Très rapidement, la morphologie de certains poinçonnements suggérait l’utilisation de « chaussants », les caractéristiques anatomiques correspondant à des empreintes faites par des pieds nus n’étant plus reconnaissables.

En effet, l’épaisseur de cuir « emballant » le pied en modifie la « géométrie » et adoucit l’impression laissée par le poinçonnement sur le sol impacté. Les résultats obtenus en 2021 sur des sédiments similaires à ceux des sols archéologiques montrent une vraisemblable utilisation de « chaussants » par une majorité d’individus, dont des enfants.

Piste de pieds d’enfants longeant la base du « bourrelet » dunaire sur un sol sableux du Complexe D3b.4 (© D. Cliquet).

Parallèlement aux travaux de terrain et aux expérimentations, les études ont principalement porté sur les ensembles de micro-vertébrés démontés en connexion anatomique et sur les mollusques.

Éléments de microfaune en connexion dans les sables interstratifiés entre D3b.3 et D3b.4 (© D. Cliquet, MC.)

Celles-ci apportent leur concours à l’analyse taphonomique (*) et paléo-environnementale du site, confirmant les premières observations effectuées sur les insectes, les oiseaux et les charbons de bois. En effet, ces études permettent de reconstituer le contexte environnemental ouvert du site, plus forestier des alentours au Début Glaciaire weichselien.

L’étude malacologique (des mollusques) met en évidence l’enregistrement de deux interstades séparés par un stade caractérisé par une forte baisse de la température, un net appauvrissement de la végétation locale et la disparition de la forêt environnante. Elle permet de caractériser le paléoenvironnement local au moment des occupations humaines D3b-3 à D3b-1, montrant que ces occupations sont contemporaines d’optimums de température.
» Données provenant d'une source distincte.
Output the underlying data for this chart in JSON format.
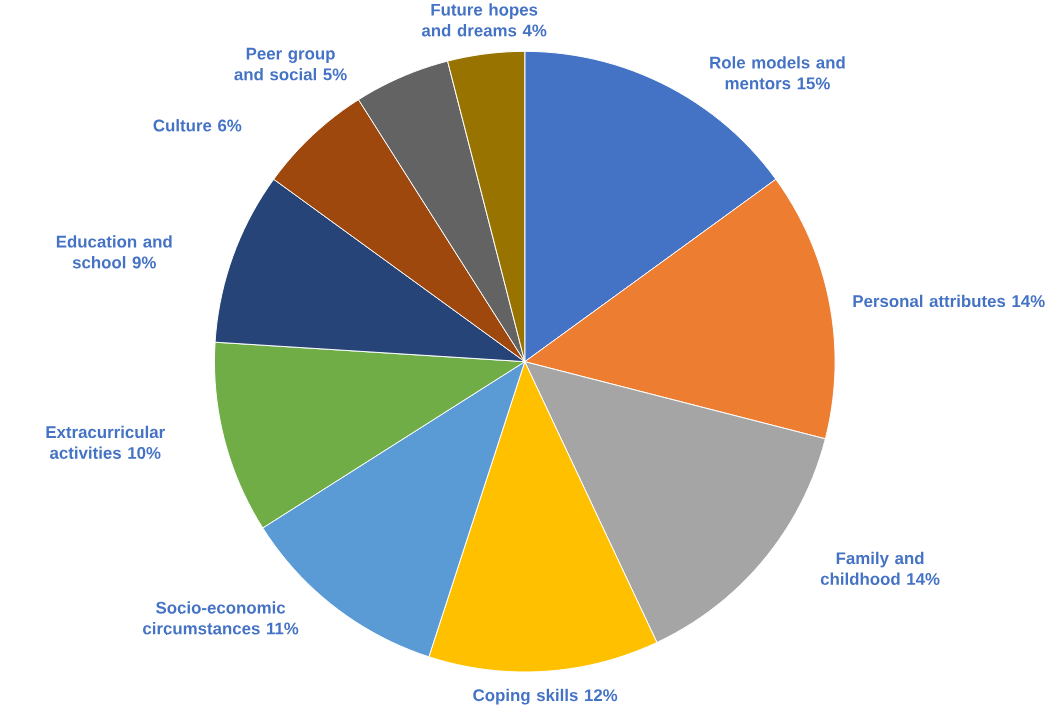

Du fait de l’importante décarbonation des niveaux D3b.4 et D3b.5, l’étude malacologique n’apporte que peu d’éléments.

Petit à petit, les pièces du puzzle se mettent en place grâce aux disciplines connexes de l’archéologie qui interrogent les sciences de la Terre, les sciences naturelles, les sciences physico-chimiques… Les résultats de ces travaux permettent une appréhension de plus en plus fine des conditions environnementales et des modes de vie de ces populations itinérantes qui ont fréquenté la dune du Rozel, il y a environ 80 000 ans.

Empreintes dans les niveaux sableux interstratifiés inter D3b.3 / D3b.4 d : poinçonnements d’un pied de cheval (© D. Cliquet).

Scapula issue des niveaux interstratifiés compris entre D3b.3 et D3b.4 (© D. Cliquet).

Fragment de lame issus du niveau D3b.4 (© D. Cliquet).

* Étude taphonomique : observations effectuées sur la manière dont ont évolué les sédiments et les vestiges qu’ils incorporent entre le moment où les Paléolithiques ont quitté le massif dunaire et le moment où nous mettons au jour ces vestiges.